Add comment January 3rd, 2012

2012 will see the surge of M2M

2011 saw a lot of excitement over M2M (machine to machine communications) and the Internet of things. That it might also be looked back upon as the year when mobile telcos came to terms with the fact that they wouldn’t and couldn‘t control (monetize) the smartphone and its apps may not be coincidental. M2M is seen as a long-term revenue earner for mobile telcos and a natural fit. They are not going to let this one slip away without a fight.

Why now? Mostly because the cost curves for the necessary embedded modules are going in the right direction and there’s a rising realisation of the scope and value of large scale M2M deployments. That in turn is leading to more optimistic forecasts from market watchers and more excitement in the telco camp over the number of potentially connected devices out there to be joined up and the revenue to be made. According to the wireless analyst firm Berg Insight, the number of cellular network connections worldwide used for M2M communication was 47.7 million in 2008. The company forecasts that the number of M2M connections will grow to 187 million by 2014.

New findings from ABI Research show that operators are offering incentive deals to application developers to stimulate the uptake of the M2M market.
US mobile operators AT&T and Sprint have recently struck deals with wireless embedded module vendors to provide modules for M2M application developer partners at discounted rates.

Small but useful concepts are being developed by both small and big players in India and some that I came across included mobile devices that are connected to tablets through wifi or otherwise over a long distance and being used for monitoring temperature in pharmaceutical manufacturing units in Uttrakhand region of India; similar such devices are being tested to keep a watch on patients/ old age people in hospitals/ old age homes; same devices with little tweaking can be effectively used in defense storage and research too; systems have been developed to control lighting in various parts of buildings or complexes with controlling capabilities through android and iPhone apps over tablets etc.
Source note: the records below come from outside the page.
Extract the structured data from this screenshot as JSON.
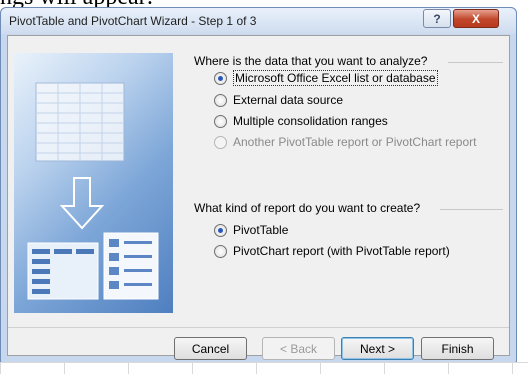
{
  "background": {
    "document_text": "ngs will appear:",
    "highlighted": ""
  },
  "dialog": {
    "title": "PivotTable and PivotChart Wizard - Step 1 of 3",
    "help_label": "?",
    "close_label": "X"
  },
  "data_source": {
    "prompt": "Where is the data that you want to analyze?",
    "options": [
      {
        "label": "Microsoft Office Excel list or database",
        "checked": true,
        "disabled": false
      },
      {
        "label": "External data source",
        "checked": false,
        "disabled": false
      },
      {
        "label": "Multiple consolidation ranges",
        "checked": false,
        "disabled": false
      },
      {
        "label": "Another PivotTable report or PivotChart report",
        "checked": false,
        "disabled": true
      }
    ]
  },
  "report_kind": {
    "prompt": "What kind of report do you want to create?",
    "options": [
      {
        "label": "PivotTable",
        "checked": true,
        "disabled": false
      },
      {
        "label": "PivotChart report (with PivotTable report)",
        "checked": false,
        "disabled": false
      }
    ]
  },
  "buttons": {
    "cancel": "Cancel",
    "back": "< Back",
    "next": "Next >",
    "finish": "Finish"
  }
}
I believe 2012 is going to be the starting year for increased usage and developments of M2M based systems.

(Ref: Excerpt from telecomtv)

Add comment January 2nd, 2012

Reasons why Marketers can’t trust Facebook

This article first appeared in iMedia this year but a recent incident made me re-produce it here for our audience. I was recently approached by a friend in an Indian coporate training company in Delhi. She asked me as to how she can update her company pages on facebook and LinkedIn which were actually made by some ex-employee of that company. Thus, I would like to pen a few of the reasons from the original article about why Businesses can’t trust Facebook. I am quite sure some, if not all of our audience would be able to relate to examples below readily. I would also appreciate if you can share your thoughts and comments in response to this post.

A broken hierarchy

Lesson 1: The hierarchy of control over Facebook pages is broken.
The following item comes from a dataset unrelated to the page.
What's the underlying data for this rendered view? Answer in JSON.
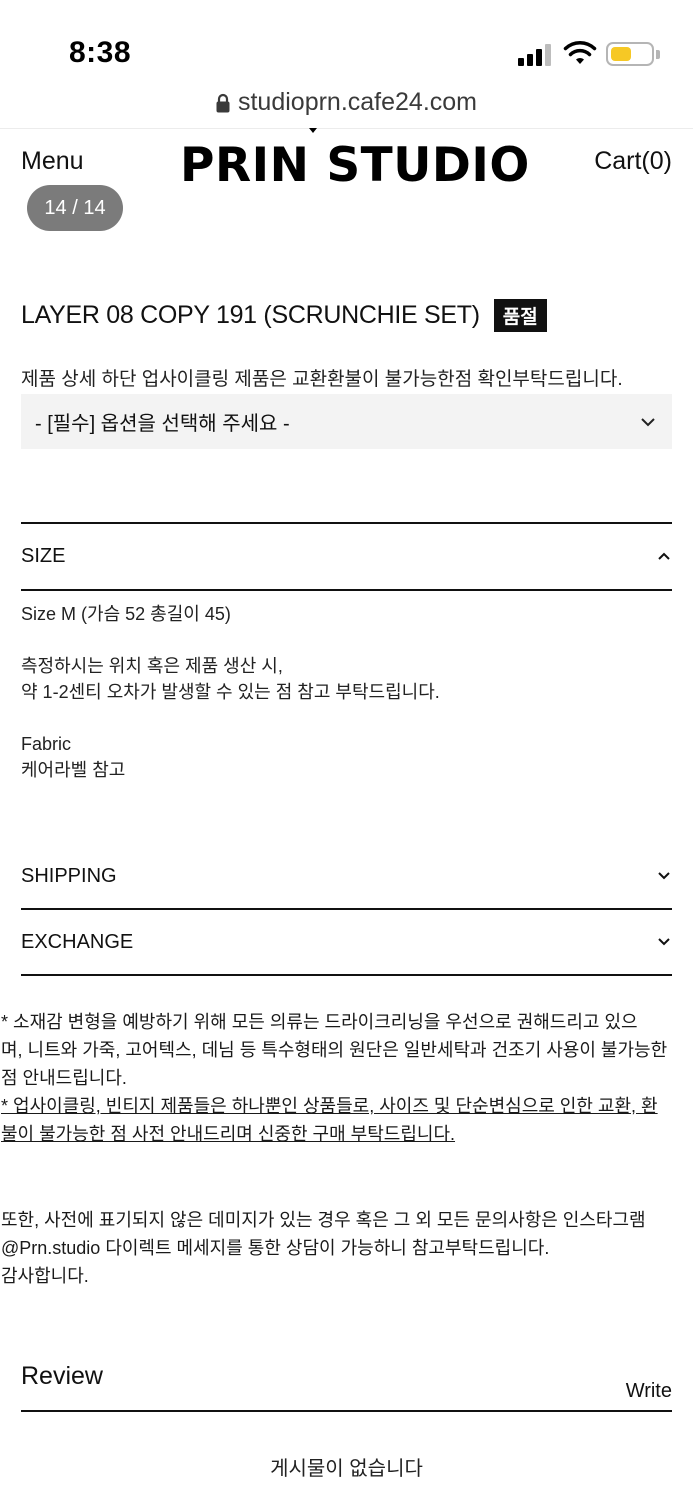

All Facebook pages are assigned directly to Facebook users. In other words, the fate of your company’s Facebook page is in the hands of the person who added it. That’s extremely short-sighted and that’s what happened with my friend’s company pages too. Aside from sole proprietors, most companies don’t belong to a single person. Since you’re not allowed to register a non-human on Facebook, you’re forced to have it under an employee.

What happens when that employee leaves? We’ve already seen how difficult it is to get back control of a lost Facebook page. It can take a long time, may require some legal wrangling, and will required that person adding another person on the staff as an administrator.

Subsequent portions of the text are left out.